CBRE Q2 2025 Canadian Investment Overview: Office and Hotels Stand Out Amid Broad Sector Shifts
Canada’s commercial real estate market is sending mixed signals in 2025, with some asset classes surging while others retreat. CBRE’s Canadian Investment Overview for Q2 2025, released in September, shows that total investment volumes continue to hold steady above the $10 billion mark for the third consecutive quarter. However, while overall investment volumes remain steady, the performance across individual asset classes is far from uniform. Quarterly and yearly percentage changes highlight which sectors are attracting capital and which are experiencing a pullback.
National Investment Overview and Trends
Canadian commercial real estate investment totalled $10.5 billion in the second quarter of 2025, marking a slight decline of 1.9% quarter-over-quarter. Importantly, this is the third consecutive quarter where activity surpassed the $10 billion threshold, underscoring the sector’s recovery from the lows of 2024. Compared to Q2 2024, total investment was down 27.5%, though last year’s figures were inflated by a surge of transactions completed ahead of the capital gains tax change deadline. The number of transactions continued to trend upward, climbing 7.5% from Q1 2025 to 1,937 deals.
Source: CBRE
Asset Class Performance
Q2 2025 revealed a Canadian investment market in contrast. Industrial and multifamily showed softening activity; industrial slipped 10.6% quarter-over-quarter, while multifamily fell 11.6%. Retail fared worse, dropping 41.2%, reflecting the slowdown following major mall transactions in the prior quarter.
Industrial, Commercial, and Investment (ICI) land remained steady, down just 0.6%, suggesting that development land continues to hold value even amid softer market conditions.

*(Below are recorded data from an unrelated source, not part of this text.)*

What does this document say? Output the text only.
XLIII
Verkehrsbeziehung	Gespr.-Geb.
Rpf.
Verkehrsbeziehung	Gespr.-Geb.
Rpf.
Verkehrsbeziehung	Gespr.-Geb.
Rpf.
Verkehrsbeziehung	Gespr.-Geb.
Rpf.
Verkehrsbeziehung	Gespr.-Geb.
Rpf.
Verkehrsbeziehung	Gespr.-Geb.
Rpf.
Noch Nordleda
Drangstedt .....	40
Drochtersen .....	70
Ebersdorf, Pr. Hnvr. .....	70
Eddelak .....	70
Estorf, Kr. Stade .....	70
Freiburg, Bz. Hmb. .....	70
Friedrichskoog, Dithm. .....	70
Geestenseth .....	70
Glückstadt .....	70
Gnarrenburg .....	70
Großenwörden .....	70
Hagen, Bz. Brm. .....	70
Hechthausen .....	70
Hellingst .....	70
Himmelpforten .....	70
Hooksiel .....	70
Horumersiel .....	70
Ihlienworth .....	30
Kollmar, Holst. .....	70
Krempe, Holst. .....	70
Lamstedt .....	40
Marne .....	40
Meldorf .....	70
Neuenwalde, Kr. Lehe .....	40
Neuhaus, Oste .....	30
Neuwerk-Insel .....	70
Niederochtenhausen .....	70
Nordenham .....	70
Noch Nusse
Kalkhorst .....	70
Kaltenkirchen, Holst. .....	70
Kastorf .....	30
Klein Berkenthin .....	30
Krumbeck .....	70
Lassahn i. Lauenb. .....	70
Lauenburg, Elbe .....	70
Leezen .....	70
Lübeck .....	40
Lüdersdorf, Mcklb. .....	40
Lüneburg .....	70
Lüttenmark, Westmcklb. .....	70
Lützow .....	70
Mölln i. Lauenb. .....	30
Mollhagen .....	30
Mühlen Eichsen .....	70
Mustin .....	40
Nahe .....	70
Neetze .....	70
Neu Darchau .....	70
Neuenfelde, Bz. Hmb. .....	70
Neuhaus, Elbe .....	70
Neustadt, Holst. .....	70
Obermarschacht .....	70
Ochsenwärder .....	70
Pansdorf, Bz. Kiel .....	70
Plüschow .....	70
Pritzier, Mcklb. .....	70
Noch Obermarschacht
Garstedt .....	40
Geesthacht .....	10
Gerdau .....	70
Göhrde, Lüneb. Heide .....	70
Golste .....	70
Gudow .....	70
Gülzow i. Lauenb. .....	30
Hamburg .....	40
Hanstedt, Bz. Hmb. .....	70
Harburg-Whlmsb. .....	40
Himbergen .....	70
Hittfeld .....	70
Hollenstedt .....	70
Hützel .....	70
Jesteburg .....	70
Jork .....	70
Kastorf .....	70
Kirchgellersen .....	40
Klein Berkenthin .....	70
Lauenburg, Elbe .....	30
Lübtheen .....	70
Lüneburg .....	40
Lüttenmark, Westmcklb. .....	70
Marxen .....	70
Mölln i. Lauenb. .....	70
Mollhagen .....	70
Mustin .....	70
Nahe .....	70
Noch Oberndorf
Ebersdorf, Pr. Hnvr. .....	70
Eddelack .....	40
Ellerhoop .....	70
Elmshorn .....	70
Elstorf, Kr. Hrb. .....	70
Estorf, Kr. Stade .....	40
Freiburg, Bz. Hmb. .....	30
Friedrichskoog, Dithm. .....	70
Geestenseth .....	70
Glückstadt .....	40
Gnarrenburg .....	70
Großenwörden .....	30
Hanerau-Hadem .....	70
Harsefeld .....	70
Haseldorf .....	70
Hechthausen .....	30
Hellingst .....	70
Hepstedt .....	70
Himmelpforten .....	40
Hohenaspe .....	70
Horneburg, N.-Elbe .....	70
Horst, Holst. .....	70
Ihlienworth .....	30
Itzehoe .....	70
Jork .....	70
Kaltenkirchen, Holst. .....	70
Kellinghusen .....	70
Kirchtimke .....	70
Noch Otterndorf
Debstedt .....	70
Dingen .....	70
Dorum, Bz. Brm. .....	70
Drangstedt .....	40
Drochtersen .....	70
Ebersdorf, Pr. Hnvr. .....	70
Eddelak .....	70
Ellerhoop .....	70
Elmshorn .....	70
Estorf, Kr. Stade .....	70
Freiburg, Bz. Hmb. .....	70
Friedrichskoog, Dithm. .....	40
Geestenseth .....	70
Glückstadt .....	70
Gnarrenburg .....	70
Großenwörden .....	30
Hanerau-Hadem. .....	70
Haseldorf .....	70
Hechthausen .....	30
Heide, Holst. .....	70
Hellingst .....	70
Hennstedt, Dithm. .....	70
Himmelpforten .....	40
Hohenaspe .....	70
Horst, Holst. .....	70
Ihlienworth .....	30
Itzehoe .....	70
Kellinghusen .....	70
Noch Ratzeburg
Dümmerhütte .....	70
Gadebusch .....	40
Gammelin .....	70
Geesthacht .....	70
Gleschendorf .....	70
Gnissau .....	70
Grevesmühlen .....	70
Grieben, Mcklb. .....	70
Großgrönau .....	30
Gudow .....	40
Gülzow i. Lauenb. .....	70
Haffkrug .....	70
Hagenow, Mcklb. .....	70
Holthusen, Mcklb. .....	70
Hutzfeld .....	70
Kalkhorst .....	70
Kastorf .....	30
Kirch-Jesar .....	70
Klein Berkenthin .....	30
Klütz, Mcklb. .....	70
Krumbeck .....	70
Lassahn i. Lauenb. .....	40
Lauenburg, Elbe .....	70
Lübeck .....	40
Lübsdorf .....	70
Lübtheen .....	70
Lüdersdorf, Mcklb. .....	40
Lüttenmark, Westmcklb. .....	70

Office investment broke the trend, rising 177.9% quarter-over-quarter, driven primarily by Oxford Properties’ $1.5 billion purchase of CPPIB’s 50% stake in a seven-property Vancouver and Calgary portfolio. Hotels also saw modest growth, rising 2%, indicating selective investor confidence in hospitality assets despite broader market caution.
Purchaser Dynamics
Private Canadian investors were the most active buyers in Q2, accounting for 44.3% of acquisitions. Pension funds and advisors also played an outsized role, representing 29.2% of activity, driven by Oxford’s office acquisition. Other groups included private equity firms (13.3%), REITs/REOCs (9.6%), institutional firms (2.0%), and foreign investors (1.6%). Purchaser profiling covers deals above $10 million, offering a clear picture of the market’s most influential capital sources.
Cross-Border Investment
Foreign capital inflows reached just $86.7 million in Q2, the lowest quarterly total since Q2 2020. Nearly all foreign investment was directed into industrial properties, with 80.7% of cross-border inflows allocated to the sector. Activity came exclusively from the Americas region.
Geographic Market Highlights
While national volumes edged down, five of the nine tracked Canadian markets saw quarterly increases. Toronto maintained its position as the largest market at $2.9 billion, though its share of national totals was the smallest in more than eight years. Vancouver posted one of the strongest performances, with volumes rising 29.6% to $2.3 billion. The city led in multifamily investment and posted a 278.4% increase in office transactions. Montreal saw a 21.5% quarterly gain to $2.1 billion, leading industrial investment and recording a 395.2% increase in office volumes.
Other highlights included Calgary, where investment was steady at $1.1 billion with office volumes jumping 339.5%, and London, where total investment rose 20.2% thanks to a sharp increase in multifamily activity.